Overview of the 8th Social Media Mining for Health Applications (#SMM4H) shared tasks at the AMIA 2023 Annual Symposium
Ari Z Klein,Juan M Banda,Yuting Guo,Ana Lucia Schmidt,Dongfang Xu,Ivan Flores Amaro,Raul Rodriguez-Esteban,Abeed Sarker,Graciela Gonzalez-Hernandez
DOI: https://doi.org/10.1093/jamia/ocae010
2024-04-03
Abstract:Objective: The aim of the Social Media Mining for Health Applications (#SMM4H) shared tasks is to take a community-driven approach to address the natural language processing and machine learning challenges inherent to utilizing social media data for health informatics. In this paper, we present the annotated corpora, a technical summary of participants' systems, and the performance results.
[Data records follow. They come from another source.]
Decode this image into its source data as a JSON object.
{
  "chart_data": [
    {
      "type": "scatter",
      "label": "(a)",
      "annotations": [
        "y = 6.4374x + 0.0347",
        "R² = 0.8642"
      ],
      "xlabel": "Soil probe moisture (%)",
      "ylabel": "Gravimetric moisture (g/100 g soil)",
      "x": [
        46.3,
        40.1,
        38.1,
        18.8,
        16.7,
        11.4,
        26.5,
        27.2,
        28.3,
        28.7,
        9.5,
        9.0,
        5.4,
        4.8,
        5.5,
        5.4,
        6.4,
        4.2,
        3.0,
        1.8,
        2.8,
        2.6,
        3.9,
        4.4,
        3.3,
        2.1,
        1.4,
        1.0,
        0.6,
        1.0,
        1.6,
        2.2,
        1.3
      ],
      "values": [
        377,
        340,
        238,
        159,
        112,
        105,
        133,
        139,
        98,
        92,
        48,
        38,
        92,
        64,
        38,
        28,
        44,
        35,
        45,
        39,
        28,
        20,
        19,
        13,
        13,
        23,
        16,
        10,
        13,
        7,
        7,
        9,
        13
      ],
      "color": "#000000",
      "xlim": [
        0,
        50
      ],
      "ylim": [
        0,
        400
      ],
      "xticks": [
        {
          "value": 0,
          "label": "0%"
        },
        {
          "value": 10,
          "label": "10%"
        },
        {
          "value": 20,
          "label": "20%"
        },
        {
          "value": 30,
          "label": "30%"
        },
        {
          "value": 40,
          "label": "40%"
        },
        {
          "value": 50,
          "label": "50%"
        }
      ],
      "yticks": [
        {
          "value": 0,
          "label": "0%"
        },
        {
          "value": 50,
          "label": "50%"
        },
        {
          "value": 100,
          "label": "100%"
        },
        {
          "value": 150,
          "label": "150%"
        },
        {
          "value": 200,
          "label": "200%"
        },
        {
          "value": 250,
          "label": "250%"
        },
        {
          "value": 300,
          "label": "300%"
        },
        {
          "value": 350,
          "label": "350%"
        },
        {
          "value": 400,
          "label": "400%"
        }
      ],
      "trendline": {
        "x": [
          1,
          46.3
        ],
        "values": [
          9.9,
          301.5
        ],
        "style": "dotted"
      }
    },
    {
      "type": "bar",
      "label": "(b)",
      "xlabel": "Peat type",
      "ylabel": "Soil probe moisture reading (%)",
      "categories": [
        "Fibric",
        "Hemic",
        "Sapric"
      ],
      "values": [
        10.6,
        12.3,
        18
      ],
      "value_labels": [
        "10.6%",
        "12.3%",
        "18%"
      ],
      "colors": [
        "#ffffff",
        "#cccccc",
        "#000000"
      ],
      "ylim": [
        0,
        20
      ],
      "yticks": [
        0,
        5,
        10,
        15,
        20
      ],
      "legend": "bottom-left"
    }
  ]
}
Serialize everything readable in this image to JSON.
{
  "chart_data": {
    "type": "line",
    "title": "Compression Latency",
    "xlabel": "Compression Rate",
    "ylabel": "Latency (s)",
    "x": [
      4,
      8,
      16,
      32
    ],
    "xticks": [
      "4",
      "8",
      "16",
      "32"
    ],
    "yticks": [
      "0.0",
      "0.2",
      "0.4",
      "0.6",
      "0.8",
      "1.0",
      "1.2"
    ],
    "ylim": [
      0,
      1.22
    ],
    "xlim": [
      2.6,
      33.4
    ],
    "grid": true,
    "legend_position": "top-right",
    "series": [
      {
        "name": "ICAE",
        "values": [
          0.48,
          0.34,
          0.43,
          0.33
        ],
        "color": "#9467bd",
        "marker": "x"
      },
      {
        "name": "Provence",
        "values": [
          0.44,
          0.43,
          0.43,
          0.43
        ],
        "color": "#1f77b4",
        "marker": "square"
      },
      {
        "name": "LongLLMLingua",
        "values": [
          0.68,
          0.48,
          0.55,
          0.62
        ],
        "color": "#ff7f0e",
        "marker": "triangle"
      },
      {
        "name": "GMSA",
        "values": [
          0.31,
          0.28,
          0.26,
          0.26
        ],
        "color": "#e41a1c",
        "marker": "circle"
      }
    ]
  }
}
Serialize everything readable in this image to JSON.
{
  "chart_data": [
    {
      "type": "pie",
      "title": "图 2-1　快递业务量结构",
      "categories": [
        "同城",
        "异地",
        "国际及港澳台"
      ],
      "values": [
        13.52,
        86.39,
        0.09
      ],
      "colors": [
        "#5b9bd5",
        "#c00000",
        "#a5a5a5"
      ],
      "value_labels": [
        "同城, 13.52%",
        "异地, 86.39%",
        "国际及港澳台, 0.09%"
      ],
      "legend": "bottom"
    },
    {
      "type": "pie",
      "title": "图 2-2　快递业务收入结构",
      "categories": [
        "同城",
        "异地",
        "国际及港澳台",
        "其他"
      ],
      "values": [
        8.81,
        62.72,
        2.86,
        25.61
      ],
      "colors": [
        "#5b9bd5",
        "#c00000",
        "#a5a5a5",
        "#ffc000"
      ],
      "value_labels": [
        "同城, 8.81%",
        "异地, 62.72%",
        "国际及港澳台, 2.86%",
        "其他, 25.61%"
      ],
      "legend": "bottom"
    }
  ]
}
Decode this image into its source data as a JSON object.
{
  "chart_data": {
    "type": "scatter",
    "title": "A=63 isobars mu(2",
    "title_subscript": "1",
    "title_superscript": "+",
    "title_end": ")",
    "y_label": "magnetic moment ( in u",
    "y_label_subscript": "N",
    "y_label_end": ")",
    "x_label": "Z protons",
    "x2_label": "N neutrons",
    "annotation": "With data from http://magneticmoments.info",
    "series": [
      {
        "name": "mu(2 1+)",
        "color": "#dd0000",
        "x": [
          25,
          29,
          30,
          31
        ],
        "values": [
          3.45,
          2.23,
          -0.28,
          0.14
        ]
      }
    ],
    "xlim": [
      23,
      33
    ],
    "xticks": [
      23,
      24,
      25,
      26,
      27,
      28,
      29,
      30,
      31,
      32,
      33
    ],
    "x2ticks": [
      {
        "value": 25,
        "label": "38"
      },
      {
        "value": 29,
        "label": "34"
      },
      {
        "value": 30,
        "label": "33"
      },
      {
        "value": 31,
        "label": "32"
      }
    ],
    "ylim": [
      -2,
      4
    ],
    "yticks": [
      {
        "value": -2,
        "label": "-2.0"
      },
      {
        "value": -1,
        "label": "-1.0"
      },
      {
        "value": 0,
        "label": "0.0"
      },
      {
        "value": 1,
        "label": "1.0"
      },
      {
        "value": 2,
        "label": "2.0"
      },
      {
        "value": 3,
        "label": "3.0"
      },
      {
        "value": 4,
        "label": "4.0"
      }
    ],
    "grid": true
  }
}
Methods: The eighth iteration of the #SMM4H shared tasks was hosted at the AMIA 2023 Annual Symposium and consisted of 5 tasks that represented various social media platforms (Twitter and Reddit), languages (English and Spanish), methods (binary classification, multi-class classification, extraction, and normalization), and topics (COVID-19, therapies, social anxiety disorder, and adverse drug events). Results: In total, 29 teams registered, representing 17 countries. In general, the top-performing systems used deep neural network architectures based on pre-trained transformer models. In particular, the top-performing systems for the classification tasks were based on single models that were pre-trained on social media corpora. Conclusion: To facilitate future work, the datasets-a total of 61 353 posts-will remain available by request, and the CodaLab sites will remain active for a post-evaluation phase.